In this study we developed a deep-learning network that uses photographs of eye corners from facial images to predict human chronological age referred to as the PhotoAgeClock. We demonstrated that by making use of the current advances in deep learning and computer vision, it is possible to achieve very high quality age estimations based only on the information from a small facial region (the eye and the skin area around the eye). These findings have several important implications. Firstly, when estimating age from facial images, high-resolution images are very beneficial. Secondly, wrinkles and skin pigmentation serve as reliable non-invasive visual biomarkers of aging, thus, they can be used as a source of valuable insight into the condition of the human body and health. Thirdly, as accuracy of age prediction does not decrease significantly when occluding the eye area PhotoAgeClock can be utilized to predict age on anonymized datasets of images.

We also found that, compared to other regions on the investigated images, the trained model considers the skin around the eye to be the most age-relevant area. Based on these findings, we believe that it is prudent for future studies to explore what information pattern recognition based on the condition of human skin can provide.

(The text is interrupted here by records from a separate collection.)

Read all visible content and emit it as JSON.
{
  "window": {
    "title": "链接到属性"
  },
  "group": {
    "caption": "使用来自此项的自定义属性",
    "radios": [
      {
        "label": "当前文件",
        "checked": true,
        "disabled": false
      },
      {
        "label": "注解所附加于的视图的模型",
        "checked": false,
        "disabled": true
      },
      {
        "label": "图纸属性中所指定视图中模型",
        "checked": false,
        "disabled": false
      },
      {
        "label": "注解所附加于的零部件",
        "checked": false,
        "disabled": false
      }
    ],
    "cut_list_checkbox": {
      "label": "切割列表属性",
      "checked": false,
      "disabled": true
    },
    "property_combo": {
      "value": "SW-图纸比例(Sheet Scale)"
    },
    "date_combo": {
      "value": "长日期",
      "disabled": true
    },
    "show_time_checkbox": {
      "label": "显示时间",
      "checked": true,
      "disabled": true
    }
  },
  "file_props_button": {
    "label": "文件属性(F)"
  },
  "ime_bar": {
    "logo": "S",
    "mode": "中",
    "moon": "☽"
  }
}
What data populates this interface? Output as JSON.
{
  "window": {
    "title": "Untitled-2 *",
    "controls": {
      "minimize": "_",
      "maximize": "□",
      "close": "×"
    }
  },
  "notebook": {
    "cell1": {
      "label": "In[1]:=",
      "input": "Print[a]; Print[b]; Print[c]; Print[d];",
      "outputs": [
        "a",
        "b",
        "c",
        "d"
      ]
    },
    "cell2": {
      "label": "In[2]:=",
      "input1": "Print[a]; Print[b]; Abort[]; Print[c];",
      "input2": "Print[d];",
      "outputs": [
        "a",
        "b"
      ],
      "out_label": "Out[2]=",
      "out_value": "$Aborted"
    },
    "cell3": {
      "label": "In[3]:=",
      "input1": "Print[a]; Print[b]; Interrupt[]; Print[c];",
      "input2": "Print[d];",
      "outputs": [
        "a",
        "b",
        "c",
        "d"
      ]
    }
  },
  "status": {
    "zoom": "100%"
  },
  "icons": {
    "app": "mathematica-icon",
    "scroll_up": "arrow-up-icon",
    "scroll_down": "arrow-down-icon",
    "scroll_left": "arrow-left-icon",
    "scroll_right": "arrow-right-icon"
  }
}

We hypothesized that deep learning systems trained on large numbers of annotated human facial images could outperform humans in predicting various diseases and aging. While aging by itself is not likely to be classified as a disease [27], many human diseases are closely correlated with age. It may be possible to use these biomarkers of aging to provide early detection and prevent the onset of a variety of diseases. The emergence of the many credible geroprotectors [28], including senolytics [29], NAD-pathway modulators [3032], metformin [33], rapamycin and other TORC inhibitors [34,35], their natural mimetics [36] and the many techniques for identifying novel interventions [37] calls for the rapid assessment of efficacy and safety and any panel of aging biomarkers can be easily augmented with the PhotoAgeClock and other non-invasive photographic predictors of age. We believe the main value of PhotoAgeClock and other imaging biomarkers trained on skin imaging data is in estimation of the differential changes induced by the various interventions including cosmetic, lifestyle, and medical and establishing the correlations between the many other aging clocks that are rapidly emerging. The photographic aging clocks may also help with the development of biomedical interventions and skin care treatments for the individual health status, skin type, climate, geography and other parameters and personalize the treatments for each individual.

Abbreviations

MAE: Mean absolute error; DNN: Deep convolution neural network; CNN: Convolution neural network; RoR: Residual networks of residual networks; GANs: Generative adversarial networks.

Acknowledgements

This work was performed in collaboration with the Beiersdorf AG R&D department and the R&D Biophysics AI/IoT lab.

Conflicts of Interest

Anastasia Georgievskaya, Konstantin Kiselev, Eugene Bobrov and Artem Sevastopolsky are employed by Haut.AI OU, a company specializing in the photographic biomarkers of aging, skin health, direct to consumer personalized skin care. Alex Zhavoronkov is the director of Insilico Medicine, a company specializing in artificial intelligence for drug discovery. Maria del Pilar Bonilla Tobar, Sven Clemann and Sören Jaspers are employed by Beiersdorf AG, a global personal care company with a broad spectrum of products.

Funding

This research received no specific grant from any funding agency in the public, commercial, or not-for-profit sectors.